Ленинградские ученые Вацуро и Гиллельсон пристальнее пригляделись к надворному советнику и литератору Андрею Ивановскому в период после окончания декабристского процесса, когда приговоры приведены в исполнение… Как-то уживались в Ивановском две довольно различавшиеся натуры. Исправный, культурный чиновник служит в III отделении, то есть тайной полиции, и одновременно печатается в журналах и альманахах. В 1828 году он сам издает альманах «Альбом северных муз», где рискует, разумеется без указания на авторство, напечатать смелые строки приговоренных людей — Рылеева, Александра Бестужева; позже пытается помочь ссыльным Федору Глинке, Александру Корниловичу.
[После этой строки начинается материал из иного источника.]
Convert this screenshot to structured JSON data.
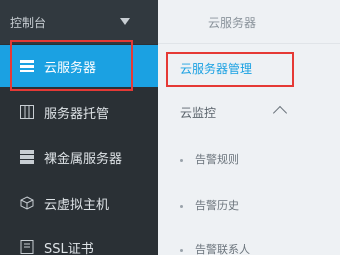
{
  "sidebar": {
    "header": "控制台",
    "items": [
      {
        "label": "云服务器",
        "icon": "server-list-icon"
      },
      {
        "label": "服务器托管",
        "icon": "server-rack-icon"
      },
      {
        "label": "裸金属服务器",
        "icon": "bare-metal-icon"
      },
      {
        "label": "云虚拟主机",
        "icon": "cube-icon"
      },
      {
        "label": "SSL证书",
        "icon": "certificate-icon"
      }
    ]
  },
  "subnav": {
    "title": "云服务器",
    "link": "云服务器管理",
    "group": "云监控",
    "items": [
      "告警规则",
      "告警历史",
      "告警联系人"
    ]
  },
  "colors": {
    "accent": "#1ba1e2",
    "highlight": "#e53935",
    "sidebar": "#2a3035"
  }
}
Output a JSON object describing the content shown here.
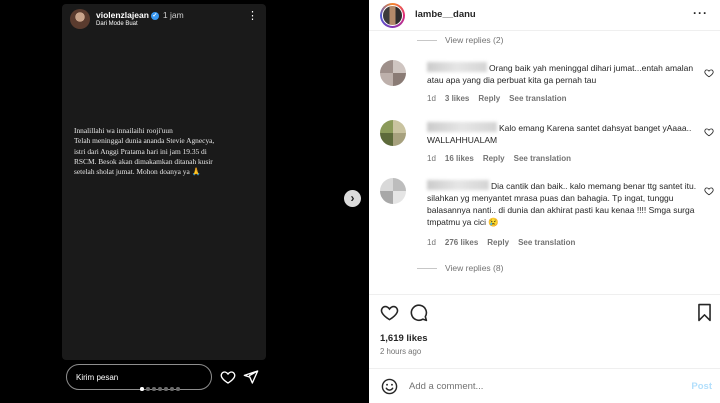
{
  "story": {
    "username": "violenzlajean",
    "time": "1 jam",
    "subtitle": "Dari Mode Buat",
    "text_lines": [
      "Innalillahi wa innailaihi rooji'uun",
      "Telah meninggal dunia ananda Stevie Agnecya,",
      "istri dari Anggi Pratama hari ini jam 19.35 di",
      "RSCM.  Besok akan dimakamkan ditanah kusir",
      "setelah sholat jumat. Mohon doanya ya 🙏"
    ],
    "reply_placeholder": "Kirim pesan",
    "icons": [
      "heart-icon",
      "send-icon",
      "more-icon",
      "verified-icon",
      "chevron-right-icon"
    ]
  },
  "post": {
    "username": "lambe__danu",
    "view_replies_top": "View replies (2)",
    "comments": [
      {
        "text": "Orang baik yah meninggal dihari jumat...entah amalan atau apa yang dia perbuat kita ga pernah tau",
        "time": "1d",
        "likes": "3 likes",
        "reply": "Reply",
        "translate": "See translation"
      },
      {
        "text": "Kalo emang Karena santet dahsyat banget yAaaa.. WALLAHHUALAM",
        "time": "1d",
        "likes": "16 likes",
        "reply": "Reply",
        "translate": "See translation"
      },
      {
        "text": "Dia cantik dan baik.. kalo memang benar ttg santet itu. silahkan yg menyantet mrasa puas dan bahagia. Tp ingat, tunggu balasannya nanti.. di dunia dan akhirat pasti kau kenaa !!!! Smga surga tmpatmu ya cici 😢",
        "time": "1d",
        "likes": "276 likes",
        "reply": "Reply",
        "translate": "See translation"
      }
    ],
    "view_replies_bottom": "View replies (8)",
    "likes_count": "1,619 likes",
    "posted_ago": "2 hours ago",
    "add_comment_placeholder": "Add a comment...",
    "post_button": "Post",
    "accent_color": "#0095f6"
  }
}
Все это по тем временам было чрезвычайно смело, пахло каторгой или солдатчиной… Между тем шеф жандармов А. Х. Бенкендорф очень доволен Ивановским, вполне доверяет ему, соглашается быть «восприемником новорожденной дочери».
Когда до шефа дошло, что Пушкин находится в подавленном состоянии из-за запрещения ехать в армию, действовавшую против Турции (1828), Ивановскому было приказано навестить поэта и ободрить. Сохранились воспоминания чиновника об этом визите. Узнав, что можно ходатайствовать о присоединении к одной из походных канцелярий, Пушкин оживился и будто бы воскликнул:
«Вы не только вылечили и оживили меня, вы примирили с самим собой, со всем, и раскрыли предо мною очаровательное будущее! Я уже вижу, сколько прекрасных вещей написали бы мы с вами под влиянием бусурманского неба для второй книжки нашего „Альманаха северных муз“…
Мы обнялись.
— Мне отрадно повторять вам, что вы воскресили и тело и душу мою».
При этом свидании Ивановский, конечно, не признался Пушкину, что держит дома коллекцию его писем к Рылееву и Бестужеву. Этот секрет он открывал только самым близким людям и, кажется, вместе с ними жалел о загубленных литераторах.